FINANCE Secretary Benjamin Diokno said they are not looking to cut personal income tax rates anytime soon despite calls to amend it amid rising consumer prices.
In a response to reporters on Wednesday, Diokno said it is still “too early to tinker” with personal income tax rates.
“We just amended both PIT and CIT. Let’s give the new tax system a chance to operate,” the governor said.
Calls have been made to lower the country’s income tax rates to cope with the rising inflation in recent months.
Just recently, ACT Teachers Representative France Castro filed a House Bill entitled Tax Reform Act for the Masses and the Middle Class (TRAMM).
“Rising prices and untamed inflation rates in the past few years all the more justify the need for a tax reform package that would reduce the income tax rates of the overburdened Filipino working class families,” Castro said.
“Reducing income tax rates for working families will not only improve their way of life but also strengthen their purchasing power which will boost overall domestic demand for consumer goods,” he added.
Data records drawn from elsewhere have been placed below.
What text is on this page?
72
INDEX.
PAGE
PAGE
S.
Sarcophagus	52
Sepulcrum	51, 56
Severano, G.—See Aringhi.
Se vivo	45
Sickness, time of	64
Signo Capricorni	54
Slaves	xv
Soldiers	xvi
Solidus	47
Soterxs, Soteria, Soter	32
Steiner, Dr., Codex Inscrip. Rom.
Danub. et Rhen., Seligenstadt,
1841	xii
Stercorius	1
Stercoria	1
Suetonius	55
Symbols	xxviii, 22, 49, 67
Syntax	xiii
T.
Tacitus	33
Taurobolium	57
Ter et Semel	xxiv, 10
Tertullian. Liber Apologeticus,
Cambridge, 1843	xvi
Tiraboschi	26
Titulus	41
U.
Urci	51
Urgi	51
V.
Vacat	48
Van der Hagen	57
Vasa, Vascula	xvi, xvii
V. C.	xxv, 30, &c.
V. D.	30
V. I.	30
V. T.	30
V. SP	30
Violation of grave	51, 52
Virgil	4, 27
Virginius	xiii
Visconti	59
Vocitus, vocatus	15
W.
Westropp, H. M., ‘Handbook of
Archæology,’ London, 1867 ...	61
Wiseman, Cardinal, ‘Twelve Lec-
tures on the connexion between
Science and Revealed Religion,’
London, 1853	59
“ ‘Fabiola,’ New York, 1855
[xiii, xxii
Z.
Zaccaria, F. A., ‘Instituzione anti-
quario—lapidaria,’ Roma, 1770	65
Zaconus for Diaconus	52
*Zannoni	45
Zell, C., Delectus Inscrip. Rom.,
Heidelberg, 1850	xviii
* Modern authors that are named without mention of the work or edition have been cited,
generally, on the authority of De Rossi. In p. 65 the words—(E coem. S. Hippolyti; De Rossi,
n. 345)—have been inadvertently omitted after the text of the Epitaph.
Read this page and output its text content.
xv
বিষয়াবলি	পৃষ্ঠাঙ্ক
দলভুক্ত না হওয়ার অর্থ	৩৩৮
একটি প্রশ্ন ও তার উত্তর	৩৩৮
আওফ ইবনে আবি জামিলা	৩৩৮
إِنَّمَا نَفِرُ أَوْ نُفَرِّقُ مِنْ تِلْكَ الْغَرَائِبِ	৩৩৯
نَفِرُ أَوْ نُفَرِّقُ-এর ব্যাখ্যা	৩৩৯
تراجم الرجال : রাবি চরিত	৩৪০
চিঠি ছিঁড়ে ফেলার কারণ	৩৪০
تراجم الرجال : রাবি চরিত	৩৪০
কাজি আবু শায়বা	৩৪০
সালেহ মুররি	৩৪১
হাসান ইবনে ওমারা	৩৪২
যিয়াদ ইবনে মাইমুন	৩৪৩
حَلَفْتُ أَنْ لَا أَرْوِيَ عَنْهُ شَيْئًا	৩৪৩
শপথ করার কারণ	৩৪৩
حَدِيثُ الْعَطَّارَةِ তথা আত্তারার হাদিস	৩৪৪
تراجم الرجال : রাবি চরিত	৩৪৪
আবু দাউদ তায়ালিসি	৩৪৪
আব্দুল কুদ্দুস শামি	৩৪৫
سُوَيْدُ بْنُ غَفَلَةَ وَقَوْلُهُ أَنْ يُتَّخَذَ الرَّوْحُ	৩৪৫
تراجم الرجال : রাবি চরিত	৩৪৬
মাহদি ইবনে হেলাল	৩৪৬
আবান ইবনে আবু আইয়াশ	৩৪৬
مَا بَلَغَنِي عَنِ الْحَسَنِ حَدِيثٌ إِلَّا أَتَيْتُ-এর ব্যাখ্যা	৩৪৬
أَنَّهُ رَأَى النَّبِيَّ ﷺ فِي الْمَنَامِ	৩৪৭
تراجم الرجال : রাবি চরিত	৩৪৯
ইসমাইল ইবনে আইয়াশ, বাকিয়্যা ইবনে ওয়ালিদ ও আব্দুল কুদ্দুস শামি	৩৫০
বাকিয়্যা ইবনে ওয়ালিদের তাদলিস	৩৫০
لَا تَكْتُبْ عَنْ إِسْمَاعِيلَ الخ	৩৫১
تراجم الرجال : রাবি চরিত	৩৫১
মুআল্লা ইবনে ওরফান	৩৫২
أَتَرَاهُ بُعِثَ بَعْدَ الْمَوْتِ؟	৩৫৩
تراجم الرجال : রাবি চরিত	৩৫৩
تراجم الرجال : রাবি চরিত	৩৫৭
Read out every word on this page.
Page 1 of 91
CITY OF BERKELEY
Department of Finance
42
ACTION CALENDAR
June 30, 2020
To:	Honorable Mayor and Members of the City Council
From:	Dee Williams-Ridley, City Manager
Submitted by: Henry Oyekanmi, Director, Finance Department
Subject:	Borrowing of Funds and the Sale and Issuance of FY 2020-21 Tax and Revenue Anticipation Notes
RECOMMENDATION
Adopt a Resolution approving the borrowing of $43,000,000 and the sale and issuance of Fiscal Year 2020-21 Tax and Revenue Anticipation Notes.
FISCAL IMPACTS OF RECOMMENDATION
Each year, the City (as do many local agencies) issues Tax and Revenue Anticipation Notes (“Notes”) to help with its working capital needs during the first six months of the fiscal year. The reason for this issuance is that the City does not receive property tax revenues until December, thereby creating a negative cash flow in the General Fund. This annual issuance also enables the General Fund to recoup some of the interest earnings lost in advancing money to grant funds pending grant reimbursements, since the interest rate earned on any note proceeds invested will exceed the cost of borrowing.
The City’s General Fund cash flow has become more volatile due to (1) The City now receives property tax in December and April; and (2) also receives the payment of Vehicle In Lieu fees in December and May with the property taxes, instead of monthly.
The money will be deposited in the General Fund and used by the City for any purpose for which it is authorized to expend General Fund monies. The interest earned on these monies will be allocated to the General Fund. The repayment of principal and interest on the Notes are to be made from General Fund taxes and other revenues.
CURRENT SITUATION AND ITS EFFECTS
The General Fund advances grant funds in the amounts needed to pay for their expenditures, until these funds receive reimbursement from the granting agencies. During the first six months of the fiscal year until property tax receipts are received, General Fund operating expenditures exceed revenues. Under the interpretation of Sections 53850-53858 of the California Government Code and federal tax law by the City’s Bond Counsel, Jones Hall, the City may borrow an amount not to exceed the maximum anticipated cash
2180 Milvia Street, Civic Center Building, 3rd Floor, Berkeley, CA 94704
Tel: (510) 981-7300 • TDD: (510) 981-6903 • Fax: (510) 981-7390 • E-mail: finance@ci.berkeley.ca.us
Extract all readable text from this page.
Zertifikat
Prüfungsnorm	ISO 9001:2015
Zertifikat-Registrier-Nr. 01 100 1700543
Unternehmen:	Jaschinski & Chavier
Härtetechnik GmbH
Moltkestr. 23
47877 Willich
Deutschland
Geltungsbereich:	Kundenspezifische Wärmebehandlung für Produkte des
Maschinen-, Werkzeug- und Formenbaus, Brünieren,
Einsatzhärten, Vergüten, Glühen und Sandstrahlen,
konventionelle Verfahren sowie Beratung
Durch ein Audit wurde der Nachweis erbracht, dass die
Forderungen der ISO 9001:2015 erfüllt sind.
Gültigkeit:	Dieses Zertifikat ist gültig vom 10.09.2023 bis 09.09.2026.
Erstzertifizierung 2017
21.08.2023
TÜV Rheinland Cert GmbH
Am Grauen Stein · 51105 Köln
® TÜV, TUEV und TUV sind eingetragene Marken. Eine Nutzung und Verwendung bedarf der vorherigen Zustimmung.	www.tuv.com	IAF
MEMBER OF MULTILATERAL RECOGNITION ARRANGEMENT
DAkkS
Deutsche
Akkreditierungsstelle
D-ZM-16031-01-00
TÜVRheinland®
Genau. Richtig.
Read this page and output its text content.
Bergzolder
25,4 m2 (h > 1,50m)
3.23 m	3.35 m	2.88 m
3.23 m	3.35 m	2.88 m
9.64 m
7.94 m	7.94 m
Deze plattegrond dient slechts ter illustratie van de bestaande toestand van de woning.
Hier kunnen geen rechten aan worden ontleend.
Just last week, the Development Budget Coordination Committee (DBCC) announced that revenue collections are projected to show a gradual, upward trend over the medium-term from P3.633 trillion in 2023 to P6.589 trillion in 2028.
“This will be achieved through the continued implementation of existing tax policy and tax administration reforms, bolstered by a robust economic growth,” the DBCC said.
Meanwhile, average inflation rate assumption for 2022 remains elevated and is projected to range from 4.5 to 5.5 percent, following the uptick in prices of fuel and food as a result of the ongoing Russia-Ukraine conflict and disrupted supply chains.
It is also adjusted to 2.5 to 4.5 percent for 2023, and is seen to return to the target range of 2 to 4 percent by 2024 until 2028.